きおくのおしおき
@teigenseki
プロローグ
0-1
「診察室」の表札がかかった扉の前。狭く長い廊下には、壁に沿って長椅子が並んでいる。椅子の向かいには低い本棚があり、色あせた絵本がぎゅうぎゅうに詰まっている。
長椅子に座ったコワモテの男が、その絵本を膝の上に広げていた。文字を追うというより、ページの中の動物の数を、ぼんやり数えている。
その横には刑務官が一人、腕を組んで立っている。制服のベルトが、男の肩あたりにくるような身長差だった。
男が仰向けになろうとした瞬間、ガン、と金属の脚を刑務官が蹴った。椅子が小さく跳ねて、男の背に固いものが当たる。
目も合わさず、刑務官は咳払いをひとつ。
男はびくっと起き上がり、あわてて絵本を閉じると、本棚に差し入れ、また小さく椅子に腰を下ろした。
刑務官は大きくため息をつき、さきほど戻した本を引っぱり出して、男の膝に置いた。
「座って、読みなさい」
刑務官の言葉に、男はしばらく置かれた絵本を見下ろしていたが、やがて震える指でページをめくった。
診察室の扉の向こうで、何かが倒れるような音がした。二人が音の方を向いたとたん、勢いよく扉が開いた。
別の大柄な男が、涙と鼻水でぐちゃぐちゃの顔をして、診察室から引きずり出されてきた。両側を筋肉質の刑務官二人にがっちり抱えられ、足をばたつかせている。
「ママー! ママのとこ帰るって言ったろ、せんせぇ!」
扉から、年老いた婦人が心配そうに出てきた。
「豊、豊、お、お願いだから」
取り乱しているというほどではないが、彼女の目にも涙が浮かんでいる。
「お前は誰だ! ママじゃない!」
男が怒鳴る。刑務官はポケットから小さなリモコンを取り出した。
「ショックだ、ショック」
そう言ってボタンを押すと、男の足首のリングからピッという音がし、脚がビクンっと大きく跳ねて、そのまま崩れ落ちた。
「豊!」
婦人も膝から崩れ落ちる。
うずくまり、小さく「ま……ママ」と呟く男。リモコンをしまいながら、刑務官が「ユタカくん、静かに」と言って腕を取り、男を立たせる。

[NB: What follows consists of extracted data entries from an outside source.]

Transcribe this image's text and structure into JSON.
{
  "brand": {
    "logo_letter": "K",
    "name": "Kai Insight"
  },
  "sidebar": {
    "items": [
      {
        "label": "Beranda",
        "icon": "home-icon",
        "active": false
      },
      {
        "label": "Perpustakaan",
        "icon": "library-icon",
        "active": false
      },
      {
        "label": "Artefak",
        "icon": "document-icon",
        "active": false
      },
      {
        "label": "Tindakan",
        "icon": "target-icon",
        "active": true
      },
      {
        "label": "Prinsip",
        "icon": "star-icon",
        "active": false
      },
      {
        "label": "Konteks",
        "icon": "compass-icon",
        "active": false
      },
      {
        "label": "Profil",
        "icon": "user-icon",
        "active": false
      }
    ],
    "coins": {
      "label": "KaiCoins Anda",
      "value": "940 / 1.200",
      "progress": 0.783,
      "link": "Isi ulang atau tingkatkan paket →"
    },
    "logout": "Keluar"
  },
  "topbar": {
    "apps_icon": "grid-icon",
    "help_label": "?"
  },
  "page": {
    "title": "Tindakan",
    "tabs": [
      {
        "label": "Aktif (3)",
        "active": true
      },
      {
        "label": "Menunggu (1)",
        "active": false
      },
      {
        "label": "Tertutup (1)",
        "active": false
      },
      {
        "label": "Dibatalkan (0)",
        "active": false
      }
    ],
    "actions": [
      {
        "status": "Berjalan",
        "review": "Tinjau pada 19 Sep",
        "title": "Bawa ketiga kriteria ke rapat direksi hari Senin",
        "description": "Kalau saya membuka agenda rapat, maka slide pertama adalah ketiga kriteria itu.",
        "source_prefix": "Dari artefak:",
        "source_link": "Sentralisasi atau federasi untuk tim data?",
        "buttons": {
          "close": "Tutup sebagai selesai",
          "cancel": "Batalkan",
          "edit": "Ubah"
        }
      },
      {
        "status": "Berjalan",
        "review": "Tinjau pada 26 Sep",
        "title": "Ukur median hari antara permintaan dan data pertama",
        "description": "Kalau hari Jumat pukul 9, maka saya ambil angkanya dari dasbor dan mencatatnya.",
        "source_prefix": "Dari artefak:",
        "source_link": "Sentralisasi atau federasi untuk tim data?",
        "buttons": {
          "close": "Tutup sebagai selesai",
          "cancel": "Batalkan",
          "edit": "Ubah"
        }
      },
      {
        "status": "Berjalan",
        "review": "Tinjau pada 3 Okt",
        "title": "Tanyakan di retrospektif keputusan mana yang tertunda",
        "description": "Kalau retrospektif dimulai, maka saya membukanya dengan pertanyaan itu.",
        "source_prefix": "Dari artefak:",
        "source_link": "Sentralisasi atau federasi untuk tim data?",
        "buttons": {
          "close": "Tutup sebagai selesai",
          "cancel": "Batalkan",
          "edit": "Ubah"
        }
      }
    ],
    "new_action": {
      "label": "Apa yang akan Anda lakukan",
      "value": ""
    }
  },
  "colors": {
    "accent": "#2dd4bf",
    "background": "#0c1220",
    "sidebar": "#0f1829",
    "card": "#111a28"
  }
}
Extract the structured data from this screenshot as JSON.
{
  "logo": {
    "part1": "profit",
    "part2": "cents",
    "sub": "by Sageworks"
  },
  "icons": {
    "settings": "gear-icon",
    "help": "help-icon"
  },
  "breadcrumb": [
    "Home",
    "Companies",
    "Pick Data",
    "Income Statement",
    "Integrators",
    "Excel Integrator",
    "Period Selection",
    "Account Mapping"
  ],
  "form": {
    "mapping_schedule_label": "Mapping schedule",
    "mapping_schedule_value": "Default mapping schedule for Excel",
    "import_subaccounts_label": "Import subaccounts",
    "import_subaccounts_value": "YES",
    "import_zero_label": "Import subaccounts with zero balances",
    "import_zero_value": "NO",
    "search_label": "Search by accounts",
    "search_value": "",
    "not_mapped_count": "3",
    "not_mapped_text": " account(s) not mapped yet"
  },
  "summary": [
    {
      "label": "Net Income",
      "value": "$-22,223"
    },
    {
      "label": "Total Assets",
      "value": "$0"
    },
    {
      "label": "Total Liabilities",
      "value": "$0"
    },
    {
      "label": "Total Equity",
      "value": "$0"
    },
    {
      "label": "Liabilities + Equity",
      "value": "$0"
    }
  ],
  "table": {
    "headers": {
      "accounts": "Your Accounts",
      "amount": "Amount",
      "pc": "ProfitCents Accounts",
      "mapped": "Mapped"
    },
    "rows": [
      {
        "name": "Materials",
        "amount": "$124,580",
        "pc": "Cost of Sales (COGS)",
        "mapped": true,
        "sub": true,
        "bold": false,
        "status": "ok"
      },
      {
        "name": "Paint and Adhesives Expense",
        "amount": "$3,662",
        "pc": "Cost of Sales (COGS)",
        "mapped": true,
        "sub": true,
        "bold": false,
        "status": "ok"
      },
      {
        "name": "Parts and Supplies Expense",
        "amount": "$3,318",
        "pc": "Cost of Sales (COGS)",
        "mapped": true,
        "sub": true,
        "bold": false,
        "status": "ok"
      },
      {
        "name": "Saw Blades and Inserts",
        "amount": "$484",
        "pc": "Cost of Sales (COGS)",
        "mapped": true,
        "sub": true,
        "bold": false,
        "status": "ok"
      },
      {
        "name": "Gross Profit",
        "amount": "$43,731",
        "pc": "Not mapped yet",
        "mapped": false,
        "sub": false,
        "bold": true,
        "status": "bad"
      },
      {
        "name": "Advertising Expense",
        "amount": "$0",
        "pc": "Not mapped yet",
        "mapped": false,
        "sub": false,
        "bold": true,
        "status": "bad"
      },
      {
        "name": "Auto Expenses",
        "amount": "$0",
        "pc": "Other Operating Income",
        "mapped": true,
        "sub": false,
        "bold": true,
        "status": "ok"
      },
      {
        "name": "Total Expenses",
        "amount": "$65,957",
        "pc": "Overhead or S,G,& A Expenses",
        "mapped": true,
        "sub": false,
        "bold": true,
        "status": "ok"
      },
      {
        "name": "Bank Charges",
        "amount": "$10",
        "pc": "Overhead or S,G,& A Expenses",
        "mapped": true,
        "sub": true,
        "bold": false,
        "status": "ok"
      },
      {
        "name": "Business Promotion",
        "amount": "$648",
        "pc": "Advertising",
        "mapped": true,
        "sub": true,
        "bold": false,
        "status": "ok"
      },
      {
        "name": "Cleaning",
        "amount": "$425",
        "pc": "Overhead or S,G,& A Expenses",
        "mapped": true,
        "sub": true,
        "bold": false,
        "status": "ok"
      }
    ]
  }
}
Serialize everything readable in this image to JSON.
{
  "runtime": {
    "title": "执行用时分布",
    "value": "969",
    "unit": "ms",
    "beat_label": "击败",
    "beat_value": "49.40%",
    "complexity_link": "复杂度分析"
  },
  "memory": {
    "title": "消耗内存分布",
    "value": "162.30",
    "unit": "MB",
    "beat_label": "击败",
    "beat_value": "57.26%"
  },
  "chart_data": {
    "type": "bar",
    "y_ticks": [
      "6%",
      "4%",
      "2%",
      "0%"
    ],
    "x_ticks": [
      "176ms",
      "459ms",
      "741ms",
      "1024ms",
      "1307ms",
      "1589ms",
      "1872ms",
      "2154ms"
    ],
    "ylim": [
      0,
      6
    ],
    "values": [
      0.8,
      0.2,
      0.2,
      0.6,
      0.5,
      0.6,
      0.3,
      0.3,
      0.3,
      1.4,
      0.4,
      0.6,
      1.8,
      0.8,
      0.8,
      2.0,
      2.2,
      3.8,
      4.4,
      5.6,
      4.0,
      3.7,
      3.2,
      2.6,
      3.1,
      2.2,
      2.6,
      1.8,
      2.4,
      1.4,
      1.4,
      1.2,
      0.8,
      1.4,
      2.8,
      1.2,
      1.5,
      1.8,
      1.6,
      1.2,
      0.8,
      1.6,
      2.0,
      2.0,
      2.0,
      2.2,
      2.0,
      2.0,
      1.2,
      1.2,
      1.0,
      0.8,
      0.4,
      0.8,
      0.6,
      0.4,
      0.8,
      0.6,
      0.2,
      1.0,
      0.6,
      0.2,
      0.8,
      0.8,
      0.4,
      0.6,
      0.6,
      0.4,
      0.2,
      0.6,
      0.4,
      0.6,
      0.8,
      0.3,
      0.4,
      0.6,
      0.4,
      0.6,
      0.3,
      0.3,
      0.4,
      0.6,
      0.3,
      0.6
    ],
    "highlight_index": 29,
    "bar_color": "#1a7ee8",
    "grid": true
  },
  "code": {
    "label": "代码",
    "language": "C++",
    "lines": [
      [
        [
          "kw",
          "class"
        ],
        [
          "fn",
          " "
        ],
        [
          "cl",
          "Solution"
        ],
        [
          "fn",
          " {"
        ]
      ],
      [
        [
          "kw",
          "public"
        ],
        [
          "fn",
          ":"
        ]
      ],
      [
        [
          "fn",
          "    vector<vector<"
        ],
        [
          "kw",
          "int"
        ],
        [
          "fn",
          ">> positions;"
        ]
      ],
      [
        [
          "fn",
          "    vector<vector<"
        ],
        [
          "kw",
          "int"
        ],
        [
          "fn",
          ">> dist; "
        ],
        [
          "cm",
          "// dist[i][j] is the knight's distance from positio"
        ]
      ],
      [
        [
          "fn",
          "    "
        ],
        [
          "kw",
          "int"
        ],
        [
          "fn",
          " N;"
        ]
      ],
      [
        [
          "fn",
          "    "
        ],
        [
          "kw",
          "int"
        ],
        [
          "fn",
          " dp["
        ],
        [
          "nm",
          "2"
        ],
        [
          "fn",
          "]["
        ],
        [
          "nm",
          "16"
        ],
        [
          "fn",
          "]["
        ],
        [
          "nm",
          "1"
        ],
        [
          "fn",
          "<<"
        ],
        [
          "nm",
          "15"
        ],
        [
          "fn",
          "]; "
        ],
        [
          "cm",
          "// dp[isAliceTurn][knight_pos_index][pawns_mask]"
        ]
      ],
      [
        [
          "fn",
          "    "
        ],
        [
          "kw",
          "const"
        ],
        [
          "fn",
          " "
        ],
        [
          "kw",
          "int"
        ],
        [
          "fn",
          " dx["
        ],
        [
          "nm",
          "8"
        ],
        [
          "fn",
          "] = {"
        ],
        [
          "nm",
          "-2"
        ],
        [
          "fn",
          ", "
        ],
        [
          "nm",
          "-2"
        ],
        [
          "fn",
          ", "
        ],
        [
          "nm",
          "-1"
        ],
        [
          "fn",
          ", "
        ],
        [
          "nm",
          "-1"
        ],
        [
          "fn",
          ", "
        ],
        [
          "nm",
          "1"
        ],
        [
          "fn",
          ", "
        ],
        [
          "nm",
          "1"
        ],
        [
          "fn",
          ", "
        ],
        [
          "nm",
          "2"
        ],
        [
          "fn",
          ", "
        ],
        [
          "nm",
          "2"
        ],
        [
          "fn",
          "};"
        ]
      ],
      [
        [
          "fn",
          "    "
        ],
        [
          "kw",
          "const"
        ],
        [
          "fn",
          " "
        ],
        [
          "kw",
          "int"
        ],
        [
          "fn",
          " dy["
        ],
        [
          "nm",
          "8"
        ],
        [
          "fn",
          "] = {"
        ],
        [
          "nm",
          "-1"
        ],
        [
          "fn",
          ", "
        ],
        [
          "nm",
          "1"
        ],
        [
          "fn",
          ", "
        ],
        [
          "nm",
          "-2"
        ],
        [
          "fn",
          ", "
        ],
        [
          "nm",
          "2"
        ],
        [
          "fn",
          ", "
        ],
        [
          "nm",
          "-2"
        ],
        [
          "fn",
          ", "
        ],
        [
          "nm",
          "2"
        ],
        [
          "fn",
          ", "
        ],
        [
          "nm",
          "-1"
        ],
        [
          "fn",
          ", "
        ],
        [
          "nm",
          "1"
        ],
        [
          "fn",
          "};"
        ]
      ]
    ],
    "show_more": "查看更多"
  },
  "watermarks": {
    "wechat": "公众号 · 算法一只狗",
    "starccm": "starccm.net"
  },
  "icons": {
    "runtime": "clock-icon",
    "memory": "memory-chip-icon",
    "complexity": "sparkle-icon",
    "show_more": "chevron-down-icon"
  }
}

ユタカと呼ばれた男は、よろよろとゆっくり立ち上がった。その後頭部には、拳大のプラスチックの蓋のようなものがひとつ、皮膚に食い込むように埋め込まれているのが見える。
その様子を確かめてから、刑務官が婦人の方を見てうなずく。婦人はよろよろと近寄って、ユタカの背に手を置いた。
「歩いて」
刑務官の声に促されるように、一団は廊下の先の鉄格子の扉を抜けて、外へと出ていった。
一部始終を、絵本を抱えたまま呆然と見ていた男。騒ぎがおさまると、先ほどの扉から担当医が顔をのぞかせた。白衣の胸ポケットにはペンが何本も刺さっていて、困ったような、でも慣れているような顔をしている。
「大丈夫ですか?」
長椅子の横にいた刑務官が、一歩詰めて声をかけた。
「ああ、大丈夫」
医者は額を指で軽く押さえ、手元の紙を一枚めくる。
「じゃあ、次。花田賢治くん」
名前を呼ばれた気がして、絵本を抱えた男──賢治が顔を上げた。刑務官が、その手から絵本をすっと抜き取ろうとする。
「いい、いい……」
診察室の扉のところに立ったまま、医者が慌てて手を出した。
「そのままで。不安だろうからね」
言いかけた言葉を飲み込み、宥めるような口調に言い換える。
刑務官は一瞬だけ不満そうな顔をして、絵本から手を離した。かわりに、賢治の肩に大きな手を置く。
「……行くよ、ケ、ケンジくん」
少し上ずった声で刑務官が言う。
賢治はライオン表紙の絵本を抱きしめて立ち上がり、うながされるまま診察室へと歩き出す。
扉が閉まる直前、うつむきがちな賢治の後頭部に、先ほどのユタカと同じ蓋が、同じ位置に埋め込まれているのが見えた。